Selon plusieurs sources sécuritaires burkinabées, ce sont ces divergences et l’isolement croissant de Malam qui ont poussé ce dernier à créer son propre groupe, Ansaroul Islam.

Faire reculer l’Etat et monter en grade

Les forces de sécurité lui attribuent la double attaque et la tentative d’enlèvement survenue à Djibo dans la nuit du 1er janvier : un homme réussit à prendre la fuite, la tentative d’enlèvement échoue et un imam est tué.

Mais les autorités prêtent au prédicateur des ambitions bien plus grandes. « Pour l’instant, il cherche à faire reculer l’Etat au nord pour montrer aux populations que les forces de défense ne sont pas capables d’assurer leur sécurité. C’est pour cela que le groupe ne cible pas les populations », précise une source sécuritaire. Mais Malam veut monter en grade dans le but d’être adoubé par des structures terroristes plus importantes. On pense qu’il cherche à faire un grand coup à Ouagadougou. »

Face à la recrudescence des attaques au nord, le ministère de la défense a lancé l’opération militaire « Séguéré » fin novembre 2016. Composée de près de 200 hommes, elle devait s’achever en décembre mais est toujours en cours. Un bataillon a été envoyé en renfort.

Mais « Séguéré », déployée dans la zone de Djibo, ne suffira pas à protéger les mille kilomètres de frontière avec le Mali. Le président Kaboré et son ministre de la sécurité, Simon Compaoré, ont multiplié les déclarations pour annoncer que des moyens supplémentaires allaient être alloués aux forces basées au nord. « Rien ne vient », affirment pourtant plusieurs militaires, sous couvert d’anonymat.

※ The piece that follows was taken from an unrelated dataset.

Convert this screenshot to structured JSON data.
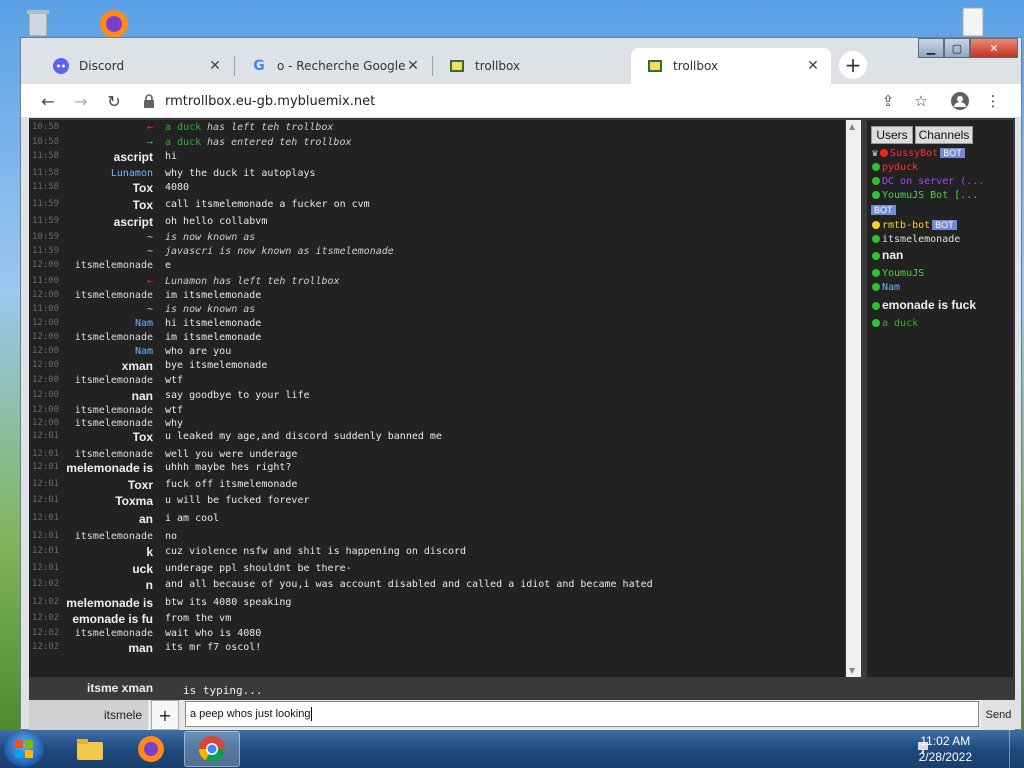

Pour Jean-Pierre Bayala, colonel à la retraite spécialiste des questions sécuritaires, la formation des forces armées pose également problème : « Les hommes envoyés au nord n’ont pas d’entraînement anti-terroriste. Ceux qui ont été tués récemment sont des enfants qui n’ont que quelques mois de service derrière eux. Qui dit zone rouge dit zone de guerre, et je ne crois pas que les autorités l’ait suffisamment compris. »

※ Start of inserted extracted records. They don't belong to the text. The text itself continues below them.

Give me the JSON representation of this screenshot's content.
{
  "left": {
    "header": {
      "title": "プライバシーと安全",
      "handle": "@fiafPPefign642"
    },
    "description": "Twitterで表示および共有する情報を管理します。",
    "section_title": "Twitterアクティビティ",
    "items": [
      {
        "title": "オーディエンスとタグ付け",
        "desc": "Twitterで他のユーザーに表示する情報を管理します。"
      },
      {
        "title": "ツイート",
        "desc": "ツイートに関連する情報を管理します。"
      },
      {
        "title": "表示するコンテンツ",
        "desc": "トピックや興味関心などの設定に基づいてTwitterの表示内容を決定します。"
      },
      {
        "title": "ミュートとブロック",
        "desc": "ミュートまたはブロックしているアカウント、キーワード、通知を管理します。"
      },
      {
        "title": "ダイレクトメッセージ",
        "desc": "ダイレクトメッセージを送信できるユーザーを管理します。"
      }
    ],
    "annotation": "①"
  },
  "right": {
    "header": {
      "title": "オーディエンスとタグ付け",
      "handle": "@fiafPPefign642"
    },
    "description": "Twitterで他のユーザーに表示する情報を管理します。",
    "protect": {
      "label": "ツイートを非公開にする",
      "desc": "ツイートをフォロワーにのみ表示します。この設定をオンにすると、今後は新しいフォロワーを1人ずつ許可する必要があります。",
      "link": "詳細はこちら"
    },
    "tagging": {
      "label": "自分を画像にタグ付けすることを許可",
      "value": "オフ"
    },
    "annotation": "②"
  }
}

Pourtant, les problématiques auxquelles l’Etat est confronté dans sa partie nord ont été pointées du doigt dès 2012 dans un rapport dirigé par l’Institut danois des droits de l’homme (IDDH) en partenariat avec le ministère de la justice. « Le manque de moyens en ressources humaines, matérielles et d’infrastructures est très prononcé au niveau des forces de défense et de sécurité. Concernant ces forces de défense et de sécurité, le ratio de surveillance sécurité de 2 398 habitants par agent est assez éloquent », précisaient les auteurs du rapport Jean-Pierre Bayala, Kassoum Kambou et Wilfried Bassolé.

Montée de l’insécurité et du sentiment d’abandon des populations, pauvreté, recrutements terroristes : les auteurs décrivaient une situation qui pourrait devenir explosive si rien n’était fait. Cinq ans plus tard, la bombe est amorcée.